Elucidating Salt Conversion Mechanisms of Lithiated Transition Metal Oxides for Lithium-Ion Battery Recycling

Exploring new methods for recycling spent Li-ion batteries is mandatory for facing the ongoing growing demand for strategic elements. Here, we propose a method to chemically convert lithiated transition metal oxides into readily water-soluble sulfate products, preventing the use of highly acidic media typically used in hydrometallurgy. The process comprises a temperature-driven solid-state reaction between the electrode material and potassium hydrogenosulfate molten salt yielding langbeinite K2M2(SO4)(3) and potassium/lithium sulfates. The salt conversion of the prototype material LiCoO2 was elucidated, highlighting a complex mechanism. Prior to the melting of the salt, we pointed out an ionic exchange occurring between Li ions and protons from the LiCoO2 and KHSO4 reactants.
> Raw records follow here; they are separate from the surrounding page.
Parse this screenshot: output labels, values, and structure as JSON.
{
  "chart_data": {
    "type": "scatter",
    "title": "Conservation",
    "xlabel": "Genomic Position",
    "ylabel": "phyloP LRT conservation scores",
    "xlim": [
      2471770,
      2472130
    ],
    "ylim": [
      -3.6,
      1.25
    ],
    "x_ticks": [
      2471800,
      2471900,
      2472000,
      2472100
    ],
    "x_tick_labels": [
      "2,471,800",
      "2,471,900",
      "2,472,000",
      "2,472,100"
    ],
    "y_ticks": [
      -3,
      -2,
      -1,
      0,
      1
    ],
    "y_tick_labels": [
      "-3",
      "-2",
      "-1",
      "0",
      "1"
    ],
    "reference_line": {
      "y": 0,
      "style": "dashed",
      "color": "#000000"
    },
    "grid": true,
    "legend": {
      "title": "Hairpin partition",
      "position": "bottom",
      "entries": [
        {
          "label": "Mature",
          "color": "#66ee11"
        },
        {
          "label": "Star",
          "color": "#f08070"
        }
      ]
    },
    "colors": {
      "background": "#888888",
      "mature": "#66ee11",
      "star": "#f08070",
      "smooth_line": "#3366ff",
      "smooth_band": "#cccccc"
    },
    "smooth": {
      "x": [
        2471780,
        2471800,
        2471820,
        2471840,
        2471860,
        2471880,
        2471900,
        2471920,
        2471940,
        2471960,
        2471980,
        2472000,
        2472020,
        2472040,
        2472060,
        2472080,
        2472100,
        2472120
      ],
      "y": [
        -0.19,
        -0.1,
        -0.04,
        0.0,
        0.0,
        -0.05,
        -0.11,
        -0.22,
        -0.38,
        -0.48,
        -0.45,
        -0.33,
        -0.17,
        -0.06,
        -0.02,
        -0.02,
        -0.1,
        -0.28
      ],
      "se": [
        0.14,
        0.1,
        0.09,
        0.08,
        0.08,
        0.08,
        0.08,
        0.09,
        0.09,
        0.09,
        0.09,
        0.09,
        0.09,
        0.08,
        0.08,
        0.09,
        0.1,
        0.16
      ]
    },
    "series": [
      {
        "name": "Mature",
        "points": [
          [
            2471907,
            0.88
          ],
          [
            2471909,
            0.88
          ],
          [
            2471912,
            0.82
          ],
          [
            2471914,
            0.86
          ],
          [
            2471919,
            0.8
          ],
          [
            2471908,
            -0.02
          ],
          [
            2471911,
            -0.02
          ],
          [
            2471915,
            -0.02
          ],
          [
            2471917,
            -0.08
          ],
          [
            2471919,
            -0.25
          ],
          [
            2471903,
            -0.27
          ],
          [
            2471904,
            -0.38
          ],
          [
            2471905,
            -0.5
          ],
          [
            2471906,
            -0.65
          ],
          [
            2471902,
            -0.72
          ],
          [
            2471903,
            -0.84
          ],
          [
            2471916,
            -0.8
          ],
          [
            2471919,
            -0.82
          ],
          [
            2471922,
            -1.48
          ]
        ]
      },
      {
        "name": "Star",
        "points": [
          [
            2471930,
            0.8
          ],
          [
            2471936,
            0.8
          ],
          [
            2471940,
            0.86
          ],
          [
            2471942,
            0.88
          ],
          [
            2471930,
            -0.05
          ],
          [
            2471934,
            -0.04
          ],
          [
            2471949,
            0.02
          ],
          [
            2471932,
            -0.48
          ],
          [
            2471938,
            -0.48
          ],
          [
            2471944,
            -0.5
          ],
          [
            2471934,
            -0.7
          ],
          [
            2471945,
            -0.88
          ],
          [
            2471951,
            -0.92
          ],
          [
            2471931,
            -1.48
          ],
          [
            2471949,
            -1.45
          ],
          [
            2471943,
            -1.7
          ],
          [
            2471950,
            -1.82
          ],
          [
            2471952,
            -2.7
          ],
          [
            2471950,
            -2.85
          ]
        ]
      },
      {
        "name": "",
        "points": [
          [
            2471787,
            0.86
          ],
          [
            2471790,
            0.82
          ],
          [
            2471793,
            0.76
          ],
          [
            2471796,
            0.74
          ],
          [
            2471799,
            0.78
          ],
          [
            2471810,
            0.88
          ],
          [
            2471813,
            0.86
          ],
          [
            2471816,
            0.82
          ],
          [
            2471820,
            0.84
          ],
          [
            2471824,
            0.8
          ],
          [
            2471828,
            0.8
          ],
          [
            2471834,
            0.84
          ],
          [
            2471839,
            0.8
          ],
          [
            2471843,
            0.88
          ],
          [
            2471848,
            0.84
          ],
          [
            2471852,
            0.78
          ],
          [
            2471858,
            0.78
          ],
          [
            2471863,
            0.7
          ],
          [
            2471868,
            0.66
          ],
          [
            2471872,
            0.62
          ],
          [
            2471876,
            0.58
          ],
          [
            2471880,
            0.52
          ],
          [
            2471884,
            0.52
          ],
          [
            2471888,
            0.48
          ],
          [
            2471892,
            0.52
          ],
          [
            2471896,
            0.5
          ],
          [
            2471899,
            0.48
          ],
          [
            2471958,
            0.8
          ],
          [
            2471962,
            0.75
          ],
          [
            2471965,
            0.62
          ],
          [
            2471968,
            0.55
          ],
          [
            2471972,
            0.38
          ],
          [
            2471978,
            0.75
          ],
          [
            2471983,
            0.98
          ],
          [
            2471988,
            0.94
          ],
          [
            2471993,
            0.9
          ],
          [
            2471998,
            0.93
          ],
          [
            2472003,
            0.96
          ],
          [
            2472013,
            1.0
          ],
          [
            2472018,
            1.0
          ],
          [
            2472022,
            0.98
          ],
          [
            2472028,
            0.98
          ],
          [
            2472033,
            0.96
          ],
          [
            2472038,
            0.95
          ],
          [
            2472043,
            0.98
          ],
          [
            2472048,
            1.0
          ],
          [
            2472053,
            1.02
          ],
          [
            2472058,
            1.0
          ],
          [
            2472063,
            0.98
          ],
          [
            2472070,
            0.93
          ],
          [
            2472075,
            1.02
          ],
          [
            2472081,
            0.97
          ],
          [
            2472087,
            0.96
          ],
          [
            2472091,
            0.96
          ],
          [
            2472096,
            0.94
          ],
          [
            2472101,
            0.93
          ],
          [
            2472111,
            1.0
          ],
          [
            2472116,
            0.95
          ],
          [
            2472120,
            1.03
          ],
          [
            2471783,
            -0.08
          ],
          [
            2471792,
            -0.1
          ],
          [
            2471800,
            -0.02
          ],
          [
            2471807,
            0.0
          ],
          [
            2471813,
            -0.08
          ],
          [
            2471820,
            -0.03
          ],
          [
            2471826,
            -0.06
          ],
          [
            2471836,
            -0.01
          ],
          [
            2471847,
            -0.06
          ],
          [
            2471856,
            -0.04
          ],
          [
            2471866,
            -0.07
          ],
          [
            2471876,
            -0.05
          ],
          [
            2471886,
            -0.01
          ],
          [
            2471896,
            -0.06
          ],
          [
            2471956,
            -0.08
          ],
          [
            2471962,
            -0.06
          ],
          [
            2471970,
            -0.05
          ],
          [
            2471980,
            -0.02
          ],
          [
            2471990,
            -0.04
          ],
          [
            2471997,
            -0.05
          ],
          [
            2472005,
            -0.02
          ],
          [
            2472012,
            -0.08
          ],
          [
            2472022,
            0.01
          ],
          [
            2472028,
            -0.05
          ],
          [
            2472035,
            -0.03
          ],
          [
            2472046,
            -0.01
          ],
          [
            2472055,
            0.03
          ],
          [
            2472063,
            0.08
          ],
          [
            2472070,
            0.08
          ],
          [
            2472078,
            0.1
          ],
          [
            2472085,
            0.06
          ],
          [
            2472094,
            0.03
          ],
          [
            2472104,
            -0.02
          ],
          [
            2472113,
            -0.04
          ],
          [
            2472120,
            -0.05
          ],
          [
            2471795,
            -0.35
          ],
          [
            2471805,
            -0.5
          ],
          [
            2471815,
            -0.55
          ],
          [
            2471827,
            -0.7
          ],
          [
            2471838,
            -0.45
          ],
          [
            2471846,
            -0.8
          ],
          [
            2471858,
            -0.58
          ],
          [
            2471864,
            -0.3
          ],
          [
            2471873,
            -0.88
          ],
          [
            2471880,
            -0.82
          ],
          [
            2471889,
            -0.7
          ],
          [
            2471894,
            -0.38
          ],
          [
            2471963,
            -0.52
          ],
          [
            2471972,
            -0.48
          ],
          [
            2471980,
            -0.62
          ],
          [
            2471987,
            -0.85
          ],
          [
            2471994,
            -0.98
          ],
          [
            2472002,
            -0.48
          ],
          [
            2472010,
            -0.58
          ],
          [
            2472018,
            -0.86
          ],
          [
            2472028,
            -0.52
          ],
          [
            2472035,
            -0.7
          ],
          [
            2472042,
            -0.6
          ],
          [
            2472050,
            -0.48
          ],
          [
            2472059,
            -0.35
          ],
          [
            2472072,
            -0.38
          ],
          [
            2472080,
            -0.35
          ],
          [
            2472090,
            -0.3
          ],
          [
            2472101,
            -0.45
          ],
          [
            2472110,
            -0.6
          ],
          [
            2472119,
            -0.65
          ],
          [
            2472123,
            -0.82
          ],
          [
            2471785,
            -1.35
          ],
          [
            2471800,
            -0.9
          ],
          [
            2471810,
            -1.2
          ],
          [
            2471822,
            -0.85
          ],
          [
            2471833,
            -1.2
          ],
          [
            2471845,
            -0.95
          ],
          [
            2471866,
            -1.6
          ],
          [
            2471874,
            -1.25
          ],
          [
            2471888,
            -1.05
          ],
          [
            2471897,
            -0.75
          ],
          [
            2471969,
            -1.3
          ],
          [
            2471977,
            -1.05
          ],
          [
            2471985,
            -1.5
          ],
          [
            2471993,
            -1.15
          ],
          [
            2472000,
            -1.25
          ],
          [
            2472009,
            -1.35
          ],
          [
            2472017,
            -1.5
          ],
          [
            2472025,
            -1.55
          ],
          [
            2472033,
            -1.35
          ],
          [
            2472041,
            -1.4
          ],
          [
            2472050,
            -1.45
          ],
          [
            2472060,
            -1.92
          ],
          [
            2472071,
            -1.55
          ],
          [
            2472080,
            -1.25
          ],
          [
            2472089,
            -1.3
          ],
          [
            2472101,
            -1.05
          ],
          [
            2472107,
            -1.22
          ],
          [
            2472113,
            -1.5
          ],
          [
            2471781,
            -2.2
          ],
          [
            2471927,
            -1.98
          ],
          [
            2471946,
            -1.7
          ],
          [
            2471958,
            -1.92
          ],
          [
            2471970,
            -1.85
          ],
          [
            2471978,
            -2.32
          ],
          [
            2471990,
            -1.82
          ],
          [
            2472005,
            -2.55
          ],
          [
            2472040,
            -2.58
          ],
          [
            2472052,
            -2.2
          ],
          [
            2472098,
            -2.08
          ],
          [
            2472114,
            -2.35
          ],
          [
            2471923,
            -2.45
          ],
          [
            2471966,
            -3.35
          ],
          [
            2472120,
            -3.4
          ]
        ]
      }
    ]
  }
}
The accumulation of protons within the layered structure is followed by thermal dehydration, leaving undercoordinated Co ions. Concomitantly, the melting of the salt provides reactive species such as HSO4-, leading to the progressive sulfation of Co ions as revealed by the formation of an intermediate reduced hydroxyl-sulfate phase followed by the final stabilization of K2Co2(SO4)(3). Most remarkably, we highlight the compositional versatility of the langbeinite K2M2(SO4)(3) by extending this approach to more complex cathode chemistry with nickel and manganese (NMC, NCA), which opens novel insights into versatile recycling methods featuring lower atom consumption.